The fallout from the essay “Why Women Still Can’t Have It All” in the current Atlantic Magazine is still loudly echoing in the blogosphere. But for the most part, the cacophony of voices in response has rung as hollow as the original piece.
In her essay, Anne-Marie Slaughter wrote that, as a very successful middle-aged woman, she’s heard from young professional women that they don’t want to make the tradeoffs that she did to have a career and kids. Moreover, she says, it makes sense to her. They’ve seen how high the price is. She essentially laments the reality that the feminist dream was not to be, notes there are differences in how men and women approach work and family, and then offers some platitudes about how employers can do more to make it easier for women to get more, even if they still can’t get it all.
Cue the blogosphere going crazy talking about women and men and who gets more of what. After many days of this I was left hoping we could get rid of the phrase “having it all” altogether! Not because — as some commentators have argued, most notably Rebecca Traister in Salon — no one really “gets it all” anyway, and then when today’s women don’t “have it all,” they blame it on feminism having set the bar too high. And that’s not fair. (Slaughter herself now says she agrees with Traister and isn’t going to use the term “having it all” anymore.)
But, rather, because what Traister and others are suggesting is essentially changing one’s goals to a more reasonable, well, “having a lot” and — that’s really no change at all.
Enough. No wonder Slaughter ignited a firestorm. Perhaps never before have as many people who have so much been so miserable and even angry about not having more. I don’t mean feminism’s daughters here. I mean humans in Western civilization.
The debate that raged over the Slaughter piece and who gets what should really be seen as a bellwether for the fact that we are increasingly consumed with what can’t satisfy ourselves in the pursuit of happiness.

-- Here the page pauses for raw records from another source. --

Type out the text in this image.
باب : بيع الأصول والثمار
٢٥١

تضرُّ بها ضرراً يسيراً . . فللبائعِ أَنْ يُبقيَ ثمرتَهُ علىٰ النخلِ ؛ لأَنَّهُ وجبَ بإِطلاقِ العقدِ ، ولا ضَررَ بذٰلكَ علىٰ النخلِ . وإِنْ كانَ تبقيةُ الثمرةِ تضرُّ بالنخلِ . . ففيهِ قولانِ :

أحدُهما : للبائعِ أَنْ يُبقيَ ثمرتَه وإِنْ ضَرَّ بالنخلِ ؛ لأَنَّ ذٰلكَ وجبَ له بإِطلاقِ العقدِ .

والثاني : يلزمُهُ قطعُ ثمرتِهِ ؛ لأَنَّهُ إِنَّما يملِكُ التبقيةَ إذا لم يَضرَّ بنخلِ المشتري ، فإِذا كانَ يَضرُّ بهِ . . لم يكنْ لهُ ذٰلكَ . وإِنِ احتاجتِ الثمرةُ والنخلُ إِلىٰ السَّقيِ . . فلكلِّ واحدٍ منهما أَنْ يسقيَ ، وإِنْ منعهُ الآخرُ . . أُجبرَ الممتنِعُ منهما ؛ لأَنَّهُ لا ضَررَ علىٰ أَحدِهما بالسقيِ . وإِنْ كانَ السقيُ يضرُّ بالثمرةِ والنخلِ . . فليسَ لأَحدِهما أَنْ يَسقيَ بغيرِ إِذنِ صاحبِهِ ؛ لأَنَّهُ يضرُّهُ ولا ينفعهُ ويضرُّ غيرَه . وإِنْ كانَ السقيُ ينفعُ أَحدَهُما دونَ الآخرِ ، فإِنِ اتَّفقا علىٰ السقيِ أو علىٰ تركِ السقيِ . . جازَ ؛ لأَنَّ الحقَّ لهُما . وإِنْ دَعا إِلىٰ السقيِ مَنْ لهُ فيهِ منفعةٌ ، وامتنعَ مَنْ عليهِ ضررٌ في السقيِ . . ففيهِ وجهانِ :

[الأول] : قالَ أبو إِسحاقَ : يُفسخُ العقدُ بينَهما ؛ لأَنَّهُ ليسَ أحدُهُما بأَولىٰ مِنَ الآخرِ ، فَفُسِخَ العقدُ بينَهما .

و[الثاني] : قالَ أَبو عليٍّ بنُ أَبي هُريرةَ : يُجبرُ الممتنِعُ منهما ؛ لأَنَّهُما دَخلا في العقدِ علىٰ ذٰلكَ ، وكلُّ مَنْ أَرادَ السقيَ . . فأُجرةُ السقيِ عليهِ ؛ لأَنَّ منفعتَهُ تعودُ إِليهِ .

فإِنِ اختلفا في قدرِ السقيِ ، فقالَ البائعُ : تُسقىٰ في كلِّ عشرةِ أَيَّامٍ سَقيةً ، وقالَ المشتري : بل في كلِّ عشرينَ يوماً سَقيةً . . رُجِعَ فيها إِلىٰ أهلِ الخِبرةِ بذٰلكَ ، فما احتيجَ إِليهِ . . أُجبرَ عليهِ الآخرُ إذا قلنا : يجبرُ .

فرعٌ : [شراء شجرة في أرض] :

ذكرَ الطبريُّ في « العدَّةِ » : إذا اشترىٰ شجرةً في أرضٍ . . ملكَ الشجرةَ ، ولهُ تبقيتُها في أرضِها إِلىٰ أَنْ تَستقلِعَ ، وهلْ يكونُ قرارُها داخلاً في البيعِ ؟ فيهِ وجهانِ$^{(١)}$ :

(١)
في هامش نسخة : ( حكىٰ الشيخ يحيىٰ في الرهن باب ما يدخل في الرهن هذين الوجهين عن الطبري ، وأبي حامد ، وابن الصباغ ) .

This isn’t a knock on trying to wisely think through one’s choices when it comes to career and family and relationships and success. But the question is, to what end? For our own happiness, however narrowly we define it, or for the well-being of the fabric of the human community we are connected to? I’m not suggesting for a minute that I always get this right myself. I do know that when I talk with my children about their lives and choices I never say that my hope is for them to be happy. But, rather, that my hope is that they will lead purposeful lives where they use their gifts well and enrich and serve others, even if that means they are sometimes not “happy” in the moment.

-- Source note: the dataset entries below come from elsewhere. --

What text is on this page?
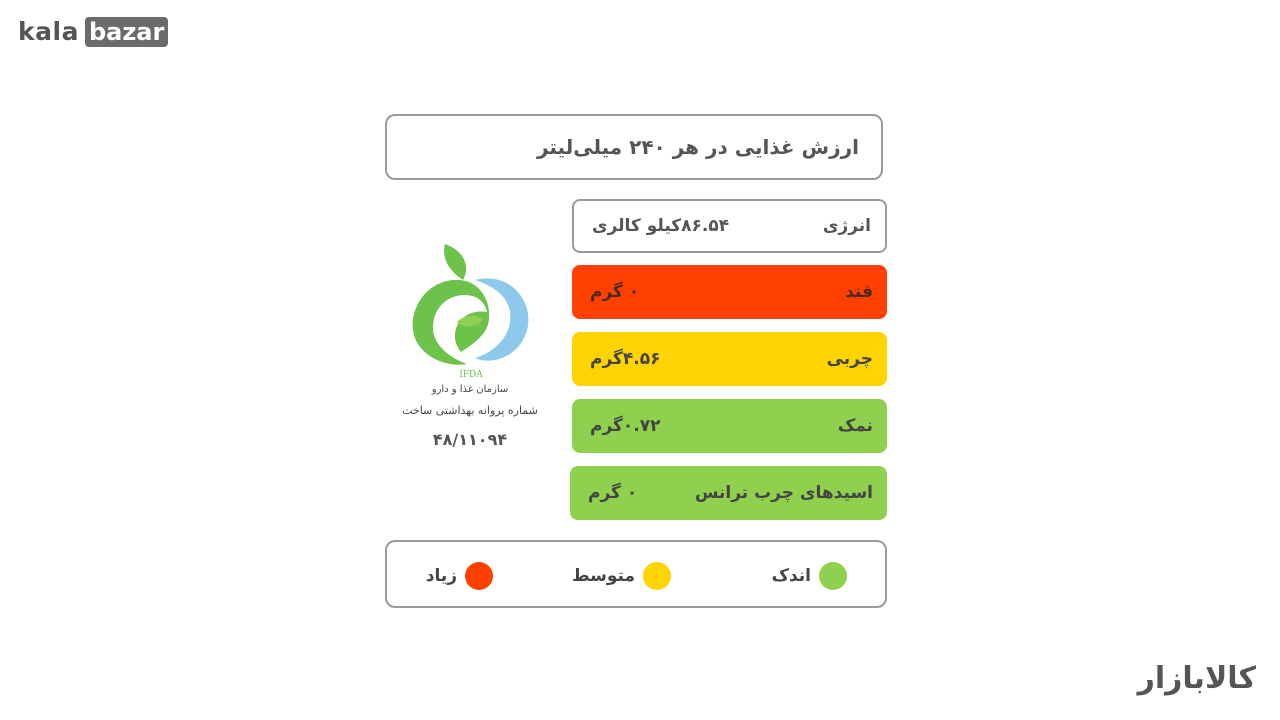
kala bazar
ارزش غذایی در هر ۲۴۰ میلی‌لیتر
انرژی
۸۶.۵۴کیلو کالری
قند
۰ گرم
چربی
۴.۵۶گرم
نمک
۰.۷۲گرم
اسیدهای چرب ترانس
۰ گرم
IFDA
سازمان غذا و دارو
شماره پروانه بهداشتی ساخت
۴۸/۱۱۰۹۴
اندک
متوسط
زیاد
کالابازار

Of course, it’s this kind of living that is most likely to produce real happiness, more commonly known as joy. In contrast, I genuinely hope that my children don’t ever feel satisfied that they “have it all” in a worldly sense, because that probably means they are living selfishly.
John Stewart Mill, the 19th-century British philosopher, rightly said that “happiness is not likely to be achieved if you make it an end in itself. It is the byproduct of other more noble deeds.”
How telling that such a sentiment is unlikely to light up today’s blogosphere. Sadly, there’s just not enough in it for “me.”